In order to answer that, we first need to back to seasons one and two, and see just what appeal they had for anyone who didn’t have an unhealthy interest in watching nine year old girls undergo naked transformations. Even for such viewers, the series was most likely a guilty pleasure- the story was so predictable that it was almost comforting, but the brightly coloured character designs, superb animation (you can save a lot of budget by having all the characters speak telepathically) and delightfully over-the-top battles all contributed to its charm. It didn’t matter that the girls were effectively standing there and letting their weapon AI’s do all the work, or that the better designed enemies would ultimately become friends in the end- it was all good fun, and it was never too demanding on the brain.
Nonetheless, I knew I could live quite happily without any more Nanoha, and so it was that I was largely indifferent to news of a third season- I didn’t really need it, but it would be nice if it invested some time into much needed character development for a cast that was already getting quite extensive. The news that it would be set a decade in the future was also welcome- no longer would the loli level be so insanely high. It would, as jpmeyer put it, surely be “Nanoha: The College Years”.

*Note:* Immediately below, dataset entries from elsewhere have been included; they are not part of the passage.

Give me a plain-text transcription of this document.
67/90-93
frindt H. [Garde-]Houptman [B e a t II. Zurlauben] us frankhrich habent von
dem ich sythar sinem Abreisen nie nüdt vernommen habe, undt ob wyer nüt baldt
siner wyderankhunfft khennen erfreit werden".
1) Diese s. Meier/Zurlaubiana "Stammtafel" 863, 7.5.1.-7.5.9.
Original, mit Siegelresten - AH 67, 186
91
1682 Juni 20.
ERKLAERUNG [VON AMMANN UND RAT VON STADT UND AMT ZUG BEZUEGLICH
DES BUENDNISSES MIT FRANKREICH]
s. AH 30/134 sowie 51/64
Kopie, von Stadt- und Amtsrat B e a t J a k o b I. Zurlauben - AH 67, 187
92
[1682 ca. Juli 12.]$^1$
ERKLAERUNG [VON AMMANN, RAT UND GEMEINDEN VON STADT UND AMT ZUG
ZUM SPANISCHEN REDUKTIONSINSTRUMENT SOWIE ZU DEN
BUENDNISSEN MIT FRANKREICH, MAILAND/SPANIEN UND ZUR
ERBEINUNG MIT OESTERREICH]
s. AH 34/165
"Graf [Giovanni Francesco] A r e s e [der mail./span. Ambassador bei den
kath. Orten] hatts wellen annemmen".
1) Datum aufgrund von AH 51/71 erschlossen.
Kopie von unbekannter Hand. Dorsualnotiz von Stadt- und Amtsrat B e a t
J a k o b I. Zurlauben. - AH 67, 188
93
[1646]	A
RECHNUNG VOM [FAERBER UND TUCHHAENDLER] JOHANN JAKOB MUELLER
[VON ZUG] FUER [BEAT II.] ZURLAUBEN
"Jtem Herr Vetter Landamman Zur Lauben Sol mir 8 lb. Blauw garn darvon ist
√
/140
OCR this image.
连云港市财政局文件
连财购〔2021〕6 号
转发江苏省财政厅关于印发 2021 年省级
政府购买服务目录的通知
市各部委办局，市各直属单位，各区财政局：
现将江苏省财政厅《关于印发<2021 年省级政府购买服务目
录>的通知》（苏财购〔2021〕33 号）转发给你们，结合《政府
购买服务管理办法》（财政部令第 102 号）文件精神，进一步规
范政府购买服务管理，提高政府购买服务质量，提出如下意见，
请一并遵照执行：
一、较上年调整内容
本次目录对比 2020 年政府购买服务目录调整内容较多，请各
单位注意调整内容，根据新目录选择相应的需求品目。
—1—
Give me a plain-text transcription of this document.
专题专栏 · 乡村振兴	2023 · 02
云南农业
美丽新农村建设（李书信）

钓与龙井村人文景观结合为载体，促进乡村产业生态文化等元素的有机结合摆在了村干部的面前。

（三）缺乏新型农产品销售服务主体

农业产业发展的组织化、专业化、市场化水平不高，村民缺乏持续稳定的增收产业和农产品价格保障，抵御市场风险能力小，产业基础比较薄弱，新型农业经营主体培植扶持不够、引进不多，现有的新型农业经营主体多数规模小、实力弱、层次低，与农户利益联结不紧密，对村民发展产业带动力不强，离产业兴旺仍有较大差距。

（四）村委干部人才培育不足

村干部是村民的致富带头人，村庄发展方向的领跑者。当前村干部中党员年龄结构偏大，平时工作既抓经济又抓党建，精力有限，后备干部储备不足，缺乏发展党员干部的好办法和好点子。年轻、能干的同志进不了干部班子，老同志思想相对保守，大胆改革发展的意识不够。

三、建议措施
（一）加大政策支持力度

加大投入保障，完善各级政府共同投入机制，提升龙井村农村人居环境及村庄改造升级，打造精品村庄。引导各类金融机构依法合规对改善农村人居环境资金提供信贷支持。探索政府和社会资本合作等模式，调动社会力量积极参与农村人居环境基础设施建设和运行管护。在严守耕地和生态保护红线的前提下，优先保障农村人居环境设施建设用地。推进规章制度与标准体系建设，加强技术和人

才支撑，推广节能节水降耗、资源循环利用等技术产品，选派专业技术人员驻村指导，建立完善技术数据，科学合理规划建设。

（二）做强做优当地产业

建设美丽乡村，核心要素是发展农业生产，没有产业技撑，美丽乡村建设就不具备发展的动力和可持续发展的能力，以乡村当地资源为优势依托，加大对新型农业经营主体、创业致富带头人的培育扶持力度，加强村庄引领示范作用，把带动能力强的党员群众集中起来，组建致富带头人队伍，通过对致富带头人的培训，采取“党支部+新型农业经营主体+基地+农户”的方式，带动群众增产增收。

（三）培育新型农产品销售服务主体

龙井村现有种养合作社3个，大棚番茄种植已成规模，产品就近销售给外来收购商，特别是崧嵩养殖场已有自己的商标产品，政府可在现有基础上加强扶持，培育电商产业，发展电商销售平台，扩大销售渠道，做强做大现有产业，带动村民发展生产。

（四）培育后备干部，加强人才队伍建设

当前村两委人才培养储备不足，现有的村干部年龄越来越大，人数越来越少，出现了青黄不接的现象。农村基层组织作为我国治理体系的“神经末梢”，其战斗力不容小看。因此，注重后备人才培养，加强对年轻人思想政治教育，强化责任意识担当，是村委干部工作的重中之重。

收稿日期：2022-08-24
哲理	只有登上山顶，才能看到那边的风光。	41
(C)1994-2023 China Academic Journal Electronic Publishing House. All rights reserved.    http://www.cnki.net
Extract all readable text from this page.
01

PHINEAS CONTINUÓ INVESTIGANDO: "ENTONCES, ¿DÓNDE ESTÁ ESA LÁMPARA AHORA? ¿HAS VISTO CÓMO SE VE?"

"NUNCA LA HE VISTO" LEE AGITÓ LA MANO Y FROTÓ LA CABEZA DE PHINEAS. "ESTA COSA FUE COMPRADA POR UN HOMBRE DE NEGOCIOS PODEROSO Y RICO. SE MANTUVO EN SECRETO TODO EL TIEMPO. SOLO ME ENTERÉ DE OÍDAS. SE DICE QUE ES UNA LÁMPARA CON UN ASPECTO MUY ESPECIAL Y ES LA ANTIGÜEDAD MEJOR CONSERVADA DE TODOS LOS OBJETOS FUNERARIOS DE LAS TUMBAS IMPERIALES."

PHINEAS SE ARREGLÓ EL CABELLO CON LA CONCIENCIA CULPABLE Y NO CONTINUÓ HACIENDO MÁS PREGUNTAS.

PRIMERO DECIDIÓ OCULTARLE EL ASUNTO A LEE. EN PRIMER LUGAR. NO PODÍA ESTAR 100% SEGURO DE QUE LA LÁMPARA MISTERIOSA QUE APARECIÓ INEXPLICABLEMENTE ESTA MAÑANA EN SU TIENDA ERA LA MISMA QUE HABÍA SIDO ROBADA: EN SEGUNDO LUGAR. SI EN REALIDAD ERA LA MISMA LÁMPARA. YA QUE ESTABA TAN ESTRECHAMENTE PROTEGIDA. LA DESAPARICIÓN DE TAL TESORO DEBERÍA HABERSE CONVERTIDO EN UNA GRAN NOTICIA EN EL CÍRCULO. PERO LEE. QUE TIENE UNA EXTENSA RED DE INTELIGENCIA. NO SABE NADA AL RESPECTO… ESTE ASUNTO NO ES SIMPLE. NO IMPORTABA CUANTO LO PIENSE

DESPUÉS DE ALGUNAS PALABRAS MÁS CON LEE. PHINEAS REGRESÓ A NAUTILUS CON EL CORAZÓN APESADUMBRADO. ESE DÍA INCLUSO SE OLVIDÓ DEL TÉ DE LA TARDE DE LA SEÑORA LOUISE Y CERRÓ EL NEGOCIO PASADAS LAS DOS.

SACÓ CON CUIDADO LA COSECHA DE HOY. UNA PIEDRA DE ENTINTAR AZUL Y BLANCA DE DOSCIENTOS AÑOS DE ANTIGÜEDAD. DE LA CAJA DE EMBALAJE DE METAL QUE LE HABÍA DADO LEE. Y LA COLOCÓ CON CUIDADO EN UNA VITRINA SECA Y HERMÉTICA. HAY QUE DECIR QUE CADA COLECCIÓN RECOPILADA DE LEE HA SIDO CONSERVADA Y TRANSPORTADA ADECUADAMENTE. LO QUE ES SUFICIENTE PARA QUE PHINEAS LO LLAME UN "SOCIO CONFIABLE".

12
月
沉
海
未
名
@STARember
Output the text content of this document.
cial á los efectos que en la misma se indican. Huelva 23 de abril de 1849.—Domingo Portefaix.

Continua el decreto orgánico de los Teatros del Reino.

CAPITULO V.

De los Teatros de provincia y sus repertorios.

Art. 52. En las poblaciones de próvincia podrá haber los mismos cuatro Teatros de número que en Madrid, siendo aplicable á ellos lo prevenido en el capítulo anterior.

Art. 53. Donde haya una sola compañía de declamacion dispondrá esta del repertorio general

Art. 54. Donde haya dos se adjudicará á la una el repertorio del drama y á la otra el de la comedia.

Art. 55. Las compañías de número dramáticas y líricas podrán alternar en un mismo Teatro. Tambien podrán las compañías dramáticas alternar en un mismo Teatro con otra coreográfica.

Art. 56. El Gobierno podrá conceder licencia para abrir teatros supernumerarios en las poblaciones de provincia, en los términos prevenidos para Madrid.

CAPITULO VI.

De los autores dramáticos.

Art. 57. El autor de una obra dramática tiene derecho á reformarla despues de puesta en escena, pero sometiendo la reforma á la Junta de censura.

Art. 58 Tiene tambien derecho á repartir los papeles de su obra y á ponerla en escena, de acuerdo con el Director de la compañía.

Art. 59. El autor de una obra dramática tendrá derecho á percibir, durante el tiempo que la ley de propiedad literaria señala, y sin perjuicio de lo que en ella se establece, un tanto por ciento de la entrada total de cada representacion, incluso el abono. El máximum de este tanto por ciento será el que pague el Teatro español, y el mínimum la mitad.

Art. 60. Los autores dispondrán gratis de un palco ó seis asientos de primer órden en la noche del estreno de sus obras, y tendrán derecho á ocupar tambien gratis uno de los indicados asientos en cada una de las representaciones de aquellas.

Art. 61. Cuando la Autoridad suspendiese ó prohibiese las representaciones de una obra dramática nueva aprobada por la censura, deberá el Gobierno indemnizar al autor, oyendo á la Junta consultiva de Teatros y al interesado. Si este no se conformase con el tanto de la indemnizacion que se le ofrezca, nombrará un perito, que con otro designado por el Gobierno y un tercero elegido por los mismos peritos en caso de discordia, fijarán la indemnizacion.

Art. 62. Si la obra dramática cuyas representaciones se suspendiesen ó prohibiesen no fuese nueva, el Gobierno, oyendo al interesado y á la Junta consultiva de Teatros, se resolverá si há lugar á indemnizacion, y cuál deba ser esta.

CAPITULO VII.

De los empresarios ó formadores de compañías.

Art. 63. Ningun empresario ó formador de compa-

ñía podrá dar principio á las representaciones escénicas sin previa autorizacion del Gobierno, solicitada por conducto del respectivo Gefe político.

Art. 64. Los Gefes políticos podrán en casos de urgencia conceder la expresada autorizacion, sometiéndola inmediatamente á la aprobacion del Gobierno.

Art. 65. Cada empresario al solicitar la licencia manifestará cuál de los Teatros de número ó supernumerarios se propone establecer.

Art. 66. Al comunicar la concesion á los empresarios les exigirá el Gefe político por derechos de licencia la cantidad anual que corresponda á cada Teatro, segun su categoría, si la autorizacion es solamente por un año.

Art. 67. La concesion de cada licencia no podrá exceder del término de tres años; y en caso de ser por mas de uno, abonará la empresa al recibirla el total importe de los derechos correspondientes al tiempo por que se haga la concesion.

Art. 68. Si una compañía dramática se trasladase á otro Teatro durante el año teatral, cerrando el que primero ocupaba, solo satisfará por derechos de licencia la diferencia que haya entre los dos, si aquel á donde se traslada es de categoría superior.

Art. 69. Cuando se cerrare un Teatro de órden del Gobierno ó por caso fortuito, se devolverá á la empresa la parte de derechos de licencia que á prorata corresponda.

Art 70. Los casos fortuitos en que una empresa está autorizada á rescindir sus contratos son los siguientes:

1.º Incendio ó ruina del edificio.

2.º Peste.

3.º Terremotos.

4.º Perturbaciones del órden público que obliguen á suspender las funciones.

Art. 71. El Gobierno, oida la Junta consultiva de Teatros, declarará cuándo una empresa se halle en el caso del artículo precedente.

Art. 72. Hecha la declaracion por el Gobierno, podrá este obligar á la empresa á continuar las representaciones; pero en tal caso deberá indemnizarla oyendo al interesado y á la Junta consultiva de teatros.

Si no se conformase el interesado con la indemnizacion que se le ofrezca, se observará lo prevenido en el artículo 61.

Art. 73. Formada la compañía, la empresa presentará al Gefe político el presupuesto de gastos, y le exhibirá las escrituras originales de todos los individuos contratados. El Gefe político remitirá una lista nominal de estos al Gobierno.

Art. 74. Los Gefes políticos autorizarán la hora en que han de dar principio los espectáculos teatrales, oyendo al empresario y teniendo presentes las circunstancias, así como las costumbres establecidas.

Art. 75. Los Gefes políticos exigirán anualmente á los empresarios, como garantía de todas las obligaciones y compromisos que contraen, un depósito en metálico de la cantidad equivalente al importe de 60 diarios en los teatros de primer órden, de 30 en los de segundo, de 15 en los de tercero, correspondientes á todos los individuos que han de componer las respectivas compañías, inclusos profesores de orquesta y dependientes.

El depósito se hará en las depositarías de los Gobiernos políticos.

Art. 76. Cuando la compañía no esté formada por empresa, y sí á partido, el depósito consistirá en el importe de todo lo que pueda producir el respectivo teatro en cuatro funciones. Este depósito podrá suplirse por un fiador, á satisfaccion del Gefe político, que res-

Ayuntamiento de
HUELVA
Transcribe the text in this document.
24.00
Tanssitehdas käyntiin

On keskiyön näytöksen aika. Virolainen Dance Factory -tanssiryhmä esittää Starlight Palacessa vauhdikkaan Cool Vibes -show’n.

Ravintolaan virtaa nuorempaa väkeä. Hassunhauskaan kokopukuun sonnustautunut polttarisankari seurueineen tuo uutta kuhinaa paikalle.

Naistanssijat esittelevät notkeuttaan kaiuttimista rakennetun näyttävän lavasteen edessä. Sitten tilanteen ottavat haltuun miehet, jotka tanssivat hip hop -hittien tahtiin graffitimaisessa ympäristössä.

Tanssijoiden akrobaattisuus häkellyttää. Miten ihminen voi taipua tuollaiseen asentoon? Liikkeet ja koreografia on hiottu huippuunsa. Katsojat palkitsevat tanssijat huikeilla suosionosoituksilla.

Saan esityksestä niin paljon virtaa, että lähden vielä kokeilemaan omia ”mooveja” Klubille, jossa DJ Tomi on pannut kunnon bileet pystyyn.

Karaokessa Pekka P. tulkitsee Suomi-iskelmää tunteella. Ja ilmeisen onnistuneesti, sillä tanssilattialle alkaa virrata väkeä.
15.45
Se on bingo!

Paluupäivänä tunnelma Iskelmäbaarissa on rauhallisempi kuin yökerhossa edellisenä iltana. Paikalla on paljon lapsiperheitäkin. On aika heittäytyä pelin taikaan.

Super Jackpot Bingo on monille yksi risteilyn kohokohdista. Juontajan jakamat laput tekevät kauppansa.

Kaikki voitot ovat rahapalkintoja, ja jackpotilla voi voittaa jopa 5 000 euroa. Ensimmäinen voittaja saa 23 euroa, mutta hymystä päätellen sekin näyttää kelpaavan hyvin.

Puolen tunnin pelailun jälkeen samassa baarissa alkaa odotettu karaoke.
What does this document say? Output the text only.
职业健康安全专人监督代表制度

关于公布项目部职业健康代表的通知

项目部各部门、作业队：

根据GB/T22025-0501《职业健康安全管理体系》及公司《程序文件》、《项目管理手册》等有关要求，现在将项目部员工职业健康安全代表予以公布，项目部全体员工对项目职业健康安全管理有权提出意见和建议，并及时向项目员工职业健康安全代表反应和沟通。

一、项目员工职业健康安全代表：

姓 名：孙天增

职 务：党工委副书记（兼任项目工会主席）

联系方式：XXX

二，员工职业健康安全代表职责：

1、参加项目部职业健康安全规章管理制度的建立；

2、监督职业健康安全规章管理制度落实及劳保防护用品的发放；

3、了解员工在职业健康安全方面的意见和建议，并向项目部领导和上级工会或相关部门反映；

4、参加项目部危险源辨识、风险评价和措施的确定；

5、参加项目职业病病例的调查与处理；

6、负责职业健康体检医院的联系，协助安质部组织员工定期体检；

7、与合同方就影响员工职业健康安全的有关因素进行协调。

As always seems to be the case, however, any degree of anticipation of a series only seems to make the end product worse, and so it was that StrikerS was not only worse than predicted, but could be best likened as being to the first two seasons what Mai-Otome was to Mai-HiME. The focus shifted to new characters, the cast expanded immeasurably to include numerous insipid personalities destined to have some 2-3 seconds of airtime, whilst the original characters were shoved to the sideline (although naturally the promise of cameos from them was intended to pull in the viewers). It was still called Magical Girl Lyrical Nanoha, but it may as well have been Magical Girls and Shota Extensive Ensemble.
Arguably worse than this shift in focus, however, was the pacing of the new series, which seemed to have taken the idea that “slow and steady wins the race but bores the audience along the way” to heart; in the old days, to be a magical girl all you need was a transformation, a mascot and enemies of the week, but now the whole thing is regulated by a Bureau of Magic that imposes all sorts of rules, regulations and power limiters on everyone. Red tape and fun are not known to mix, and indeed this extensive bureaucracy of mages could only ensure that the light entertainment factor totally vanished in a sea of paperwork and shades of dull grey. In these new times, four minutes per episode could be spent ensuring that every single character underwent a transformation sequence, but it would take some thirteen minutes for any fighting to actually occur- and even when it did, it seemed oddly lacking. And as if that wasn’t enough, the once brilliant animation was now clearly being taxed by having to stretch the animation across twenty-six episodes- and when Nanoha stops looking good, you start to notice all the other things that are wrong with it.
There is still plenty of time for it to improve, but with so many other spring series I want to follow, Nanoha StrikerS has already been consigned to the drop list. The pain of Mai-Otome will not easily be forgotten, and thus sequel series of this type cannot afford to open with six episodes of bland and forgettable content if they wish to retain their audience.